A recent study of reefs in French Polynesia (Moorea and Tahiti), that measured and modeled incoming waves (Open Access), suggests that reef degradation could result in a doubling of wave heights in the lagoons and protected coasts. Such changes to the wave climate at the coast would be devastating to say the least, especially if these conditions were to occur on atolls. Maintenance of the wave damping effects of reefs is critical if coastal damage is to be avoided; reefs in a state of decay will not provide such protection. The study also determined that wave-damping by healthy reefs was potentially more significant than the effects of level rise. In the case of atolls, that are generally only 2-3m above sea level, doubling wave height would result in waves flooding farther inland, even during normal weather conditions. The increase in wave energy, particularly during storms, would erode beaches and coastal structures, and redistribute sediment back to the reef or lagoon. Barrier reef coasts would also be exposed to much greater levels of erosion and sediment redistribution.
Sea level rise also has an impact on oceanic islands and their reefs. It is well established that the volcanic core of most oceanic islands subsides over longish geological periods, so that the rocky foundation of most islands will ultimately disappear beneath the waves; atolls attest to this drowning stage of island evolution. This means that the rate of relative sea level rise affecting oceanic islands is significantly higher than other coastal regions (the overall rate of sea level rise is the combination of island subsidence plus the global average rise from changes in ocean volume – this is part of the Sea Level Equation. If the rate of sea level rise is reasonably steady, then reef growth can keep pace with such changes. However, if sea level rise accelerates then the reefs will eventually drown. In situations like this, some reefs are hit by a double whammy; sea level rise that they cannot keep pace with, and increased wave activity caused by reef degradation.
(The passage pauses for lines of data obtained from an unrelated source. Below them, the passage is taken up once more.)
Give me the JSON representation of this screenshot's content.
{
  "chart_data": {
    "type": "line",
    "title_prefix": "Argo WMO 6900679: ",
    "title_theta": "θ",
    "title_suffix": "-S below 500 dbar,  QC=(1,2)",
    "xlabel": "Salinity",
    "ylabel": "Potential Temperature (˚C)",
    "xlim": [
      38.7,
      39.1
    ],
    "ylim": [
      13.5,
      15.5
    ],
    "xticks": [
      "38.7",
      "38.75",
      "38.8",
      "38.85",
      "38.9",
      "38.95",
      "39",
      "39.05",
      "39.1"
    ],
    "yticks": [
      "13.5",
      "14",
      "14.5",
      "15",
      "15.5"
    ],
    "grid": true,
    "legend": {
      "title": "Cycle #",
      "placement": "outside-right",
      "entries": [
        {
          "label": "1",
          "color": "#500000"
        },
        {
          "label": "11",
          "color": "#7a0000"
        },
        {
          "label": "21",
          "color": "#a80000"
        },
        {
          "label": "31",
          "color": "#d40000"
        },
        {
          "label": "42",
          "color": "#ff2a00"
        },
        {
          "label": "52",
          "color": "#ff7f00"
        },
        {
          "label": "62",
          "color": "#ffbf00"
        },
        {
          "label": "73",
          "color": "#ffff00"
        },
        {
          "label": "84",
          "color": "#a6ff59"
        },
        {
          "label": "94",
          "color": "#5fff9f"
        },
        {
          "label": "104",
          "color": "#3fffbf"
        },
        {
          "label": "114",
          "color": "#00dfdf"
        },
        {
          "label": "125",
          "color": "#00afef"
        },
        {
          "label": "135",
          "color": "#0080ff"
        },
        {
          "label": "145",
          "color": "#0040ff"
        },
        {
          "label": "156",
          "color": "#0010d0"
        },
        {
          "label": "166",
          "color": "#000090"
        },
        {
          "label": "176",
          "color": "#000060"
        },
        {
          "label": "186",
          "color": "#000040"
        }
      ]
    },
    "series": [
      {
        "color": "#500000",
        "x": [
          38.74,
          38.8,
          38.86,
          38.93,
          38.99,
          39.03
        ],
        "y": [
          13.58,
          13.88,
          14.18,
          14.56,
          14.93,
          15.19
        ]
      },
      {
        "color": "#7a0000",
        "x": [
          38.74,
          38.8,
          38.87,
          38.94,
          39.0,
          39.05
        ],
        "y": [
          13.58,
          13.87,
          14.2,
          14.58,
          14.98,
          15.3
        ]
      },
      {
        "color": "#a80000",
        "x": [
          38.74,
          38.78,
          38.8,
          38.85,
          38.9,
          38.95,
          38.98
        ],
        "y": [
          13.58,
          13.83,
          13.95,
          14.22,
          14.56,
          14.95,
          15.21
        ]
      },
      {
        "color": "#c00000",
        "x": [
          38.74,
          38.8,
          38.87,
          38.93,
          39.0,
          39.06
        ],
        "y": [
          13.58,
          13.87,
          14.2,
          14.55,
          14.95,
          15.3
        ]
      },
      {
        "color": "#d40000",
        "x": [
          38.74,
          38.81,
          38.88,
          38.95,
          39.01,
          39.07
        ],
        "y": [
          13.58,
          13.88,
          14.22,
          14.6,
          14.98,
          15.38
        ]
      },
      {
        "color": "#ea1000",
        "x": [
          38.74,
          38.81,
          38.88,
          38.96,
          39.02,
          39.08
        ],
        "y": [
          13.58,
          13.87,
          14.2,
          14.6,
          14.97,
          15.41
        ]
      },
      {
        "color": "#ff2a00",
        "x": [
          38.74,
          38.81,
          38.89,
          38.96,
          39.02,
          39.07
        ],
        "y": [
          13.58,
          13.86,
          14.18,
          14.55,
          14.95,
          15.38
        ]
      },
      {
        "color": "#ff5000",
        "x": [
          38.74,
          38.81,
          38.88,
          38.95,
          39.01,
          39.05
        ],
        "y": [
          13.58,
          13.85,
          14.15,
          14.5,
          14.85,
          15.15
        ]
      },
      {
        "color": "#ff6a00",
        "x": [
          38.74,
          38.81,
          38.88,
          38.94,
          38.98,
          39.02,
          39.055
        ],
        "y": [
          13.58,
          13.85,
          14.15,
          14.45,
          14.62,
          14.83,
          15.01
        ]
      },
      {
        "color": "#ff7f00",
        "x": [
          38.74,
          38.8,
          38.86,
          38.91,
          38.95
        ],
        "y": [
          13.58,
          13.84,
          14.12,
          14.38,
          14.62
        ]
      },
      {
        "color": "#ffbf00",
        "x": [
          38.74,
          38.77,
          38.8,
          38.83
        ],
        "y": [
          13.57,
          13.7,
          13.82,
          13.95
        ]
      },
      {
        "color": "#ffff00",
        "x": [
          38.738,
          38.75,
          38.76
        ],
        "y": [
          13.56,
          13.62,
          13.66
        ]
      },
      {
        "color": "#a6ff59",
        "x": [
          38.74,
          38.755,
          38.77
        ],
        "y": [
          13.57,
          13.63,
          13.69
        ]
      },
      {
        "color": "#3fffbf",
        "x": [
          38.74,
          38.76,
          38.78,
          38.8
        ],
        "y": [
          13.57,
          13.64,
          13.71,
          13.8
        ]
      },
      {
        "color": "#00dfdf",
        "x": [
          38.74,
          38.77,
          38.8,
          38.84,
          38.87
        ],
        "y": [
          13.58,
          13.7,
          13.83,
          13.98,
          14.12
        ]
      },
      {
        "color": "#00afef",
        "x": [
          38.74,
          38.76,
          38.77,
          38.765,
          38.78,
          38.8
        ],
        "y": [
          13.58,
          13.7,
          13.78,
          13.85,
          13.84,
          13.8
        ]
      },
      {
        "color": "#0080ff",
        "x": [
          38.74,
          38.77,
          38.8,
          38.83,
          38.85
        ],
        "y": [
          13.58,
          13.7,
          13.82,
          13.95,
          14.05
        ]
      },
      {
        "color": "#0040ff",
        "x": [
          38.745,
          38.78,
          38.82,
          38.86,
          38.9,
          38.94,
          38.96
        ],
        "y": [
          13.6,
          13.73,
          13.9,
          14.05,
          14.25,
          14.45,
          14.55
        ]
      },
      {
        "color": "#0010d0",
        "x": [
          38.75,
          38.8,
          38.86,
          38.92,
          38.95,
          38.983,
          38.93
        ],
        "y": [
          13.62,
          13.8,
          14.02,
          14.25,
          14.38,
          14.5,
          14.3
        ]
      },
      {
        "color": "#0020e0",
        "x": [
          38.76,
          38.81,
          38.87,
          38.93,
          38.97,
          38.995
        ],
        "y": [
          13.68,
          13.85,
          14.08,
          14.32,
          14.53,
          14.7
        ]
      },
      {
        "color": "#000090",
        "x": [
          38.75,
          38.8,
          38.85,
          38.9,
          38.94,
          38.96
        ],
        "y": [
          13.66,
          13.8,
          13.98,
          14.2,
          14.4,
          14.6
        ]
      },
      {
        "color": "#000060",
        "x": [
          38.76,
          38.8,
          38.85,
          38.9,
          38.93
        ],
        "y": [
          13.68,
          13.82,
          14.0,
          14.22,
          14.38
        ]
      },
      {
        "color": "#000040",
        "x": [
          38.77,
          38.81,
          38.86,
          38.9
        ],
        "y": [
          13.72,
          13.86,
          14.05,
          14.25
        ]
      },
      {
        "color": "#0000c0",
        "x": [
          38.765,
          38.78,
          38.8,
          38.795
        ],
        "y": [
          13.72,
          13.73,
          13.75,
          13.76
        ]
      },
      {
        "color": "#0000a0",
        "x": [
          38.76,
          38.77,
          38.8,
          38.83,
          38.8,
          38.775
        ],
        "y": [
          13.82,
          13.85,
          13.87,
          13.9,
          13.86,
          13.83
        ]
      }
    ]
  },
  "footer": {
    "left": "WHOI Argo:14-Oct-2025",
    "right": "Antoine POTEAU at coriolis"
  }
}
Reefs are one of the most important habitats on earth; they act as nurseries to all manner of sea life, they have immense commercial value, and provide diverse livelihoods for 100s of millions of people. Reef degradation affects all this; if the nurseries and food webs do not function then fish-stocks will be depleted. And who wants to dive on a decayed and crumbling edifice? The changing wave climate adds another, perhaps unexpected consequence of ocean dynamics that are not doing what we have come to expect of them. The folk who live on these reef-fringed, low-lying islands and atolls will bear the brunt of such catastrophic changes. For them, it is much more than an intriguing scientific problem.